The classmate told investigators he recognized Tran as his harasser. Tran’s rhetoric aimed at Jewish students had gotten him expelled from dental school in 2018, according to the federal complaint. He was still taunting former classmates late last year, prosecutors claim, stating that on November 25, 2022, Tran emailed dozens of them, stating, “That Persian/Iranian Jew of the Class of 2020 made up a fake, bs disease (COVID) and based it on the anesthesia incident that I had.”

Tran’s arrest highlights an alarming uptick in antisemitic attacks in Los Angeles, which Deputy Chief Kowalski said makes up 75 percent of all reported hate crime in the city. Mayor Bass said that the LAPD will continue to have an increased presence in areas with a largely Jewish population.

“Our Jewish community was terrorized and that terror was felt all across Los Angeles. One shooting and then the second, and perhaps even scarier, not knowing what would happen next,” she stated, adding, “antisemitism and terror are tragically on the rise across our city and across our nation. My administration is resolute against hate, and we have made it a chief component of our public safety agenda.”

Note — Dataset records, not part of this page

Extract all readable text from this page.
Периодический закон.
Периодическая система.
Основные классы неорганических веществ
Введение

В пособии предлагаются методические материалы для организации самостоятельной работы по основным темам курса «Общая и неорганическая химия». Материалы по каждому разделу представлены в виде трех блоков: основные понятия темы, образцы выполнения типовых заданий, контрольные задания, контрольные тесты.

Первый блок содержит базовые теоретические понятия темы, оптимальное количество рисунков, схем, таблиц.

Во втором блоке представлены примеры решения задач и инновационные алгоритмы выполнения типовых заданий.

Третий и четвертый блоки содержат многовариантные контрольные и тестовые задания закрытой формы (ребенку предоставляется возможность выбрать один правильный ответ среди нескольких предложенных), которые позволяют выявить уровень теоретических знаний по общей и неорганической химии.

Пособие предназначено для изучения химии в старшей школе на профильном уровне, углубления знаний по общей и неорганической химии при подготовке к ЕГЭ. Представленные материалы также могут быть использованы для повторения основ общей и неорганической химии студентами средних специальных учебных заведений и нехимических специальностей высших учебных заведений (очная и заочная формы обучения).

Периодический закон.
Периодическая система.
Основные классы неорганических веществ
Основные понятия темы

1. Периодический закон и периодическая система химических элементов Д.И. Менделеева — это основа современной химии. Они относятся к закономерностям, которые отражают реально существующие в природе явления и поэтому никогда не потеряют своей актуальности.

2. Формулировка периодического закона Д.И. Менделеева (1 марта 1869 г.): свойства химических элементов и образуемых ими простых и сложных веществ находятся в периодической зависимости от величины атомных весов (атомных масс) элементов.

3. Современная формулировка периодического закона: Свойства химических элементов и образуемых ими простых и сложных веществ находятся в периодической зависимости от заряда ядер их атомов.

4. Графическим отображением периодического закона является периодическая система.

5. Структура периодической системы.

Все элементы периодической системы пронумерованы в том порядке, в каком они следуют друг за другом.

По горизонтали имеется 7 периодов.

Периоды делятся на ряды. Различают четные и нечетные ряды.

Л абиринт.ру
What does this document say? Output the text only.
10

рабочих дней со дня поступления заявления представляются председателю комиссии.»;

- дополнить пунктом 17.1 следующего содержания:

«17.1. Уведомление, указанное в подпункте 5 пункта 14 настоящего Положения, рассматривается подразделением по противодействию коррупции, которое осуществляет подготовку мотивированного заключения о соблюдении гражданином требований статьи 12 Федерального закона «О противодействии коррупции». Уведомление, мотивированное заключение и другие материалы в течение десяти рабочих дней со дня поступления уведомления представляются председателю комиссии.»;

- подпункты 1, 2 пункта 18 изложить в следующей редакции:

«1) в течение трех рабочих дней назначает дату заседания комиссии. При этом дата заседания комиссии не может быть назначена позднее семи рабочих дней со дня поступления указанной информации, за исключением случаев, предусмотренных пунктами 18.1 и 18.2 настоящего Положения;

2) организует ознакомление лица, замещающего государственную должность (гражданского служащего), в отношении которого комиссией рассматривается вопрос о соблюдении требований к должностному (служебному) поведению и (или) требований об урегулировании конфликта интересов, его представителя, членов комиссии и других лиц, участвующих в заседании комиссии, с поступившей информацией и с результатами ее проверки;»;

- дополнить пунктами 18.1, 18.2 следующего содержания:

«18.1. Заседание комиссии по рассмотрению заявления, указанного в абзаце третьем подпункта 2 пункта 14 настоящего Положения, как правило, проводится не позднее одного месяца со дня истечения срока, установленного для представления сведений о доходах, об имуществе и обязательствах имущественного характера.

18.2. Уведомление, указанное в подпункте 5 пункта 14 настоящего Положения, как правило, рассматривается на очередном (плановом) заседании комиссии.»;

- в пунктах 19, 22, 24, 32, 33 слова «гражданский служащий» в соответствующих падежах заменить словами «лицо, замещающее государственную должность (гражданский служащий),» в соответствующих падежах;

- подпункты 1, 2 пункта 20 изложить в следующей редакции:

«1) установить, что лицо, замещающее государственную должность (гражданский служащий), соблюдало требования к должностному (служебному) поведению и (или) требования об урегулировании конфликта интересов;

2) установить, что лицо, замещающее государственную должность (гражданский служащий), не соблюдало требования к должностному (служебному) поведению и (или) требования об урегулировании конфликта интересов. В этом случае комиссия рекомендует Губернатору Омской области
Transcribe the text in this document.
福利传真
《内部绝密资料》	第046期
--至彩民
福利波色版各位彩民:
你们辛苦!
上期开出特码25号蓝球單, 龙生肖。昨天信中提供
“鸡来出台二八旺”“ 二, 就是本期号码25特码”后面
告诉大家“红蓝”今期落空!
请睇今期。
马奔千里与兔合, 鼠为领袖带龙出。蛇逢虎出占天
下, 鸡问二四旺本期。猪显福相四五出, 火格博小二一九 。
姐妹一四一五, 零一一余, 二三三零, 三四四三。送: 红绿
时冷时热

The Jewish Federation of Greater Los Angeles released a statement to express gratitude that Tran, a suspect with a “history of animus towards the Jewish community,” was charged with federal civil rights violations.

Tran was ordered jailed without bond by U.S. Magistrate Judge Margo A. Rocconi. His arraignment is scheduled for March 9 at the Roybal Federal Building in Downtown L.A. He could face up to life in prison.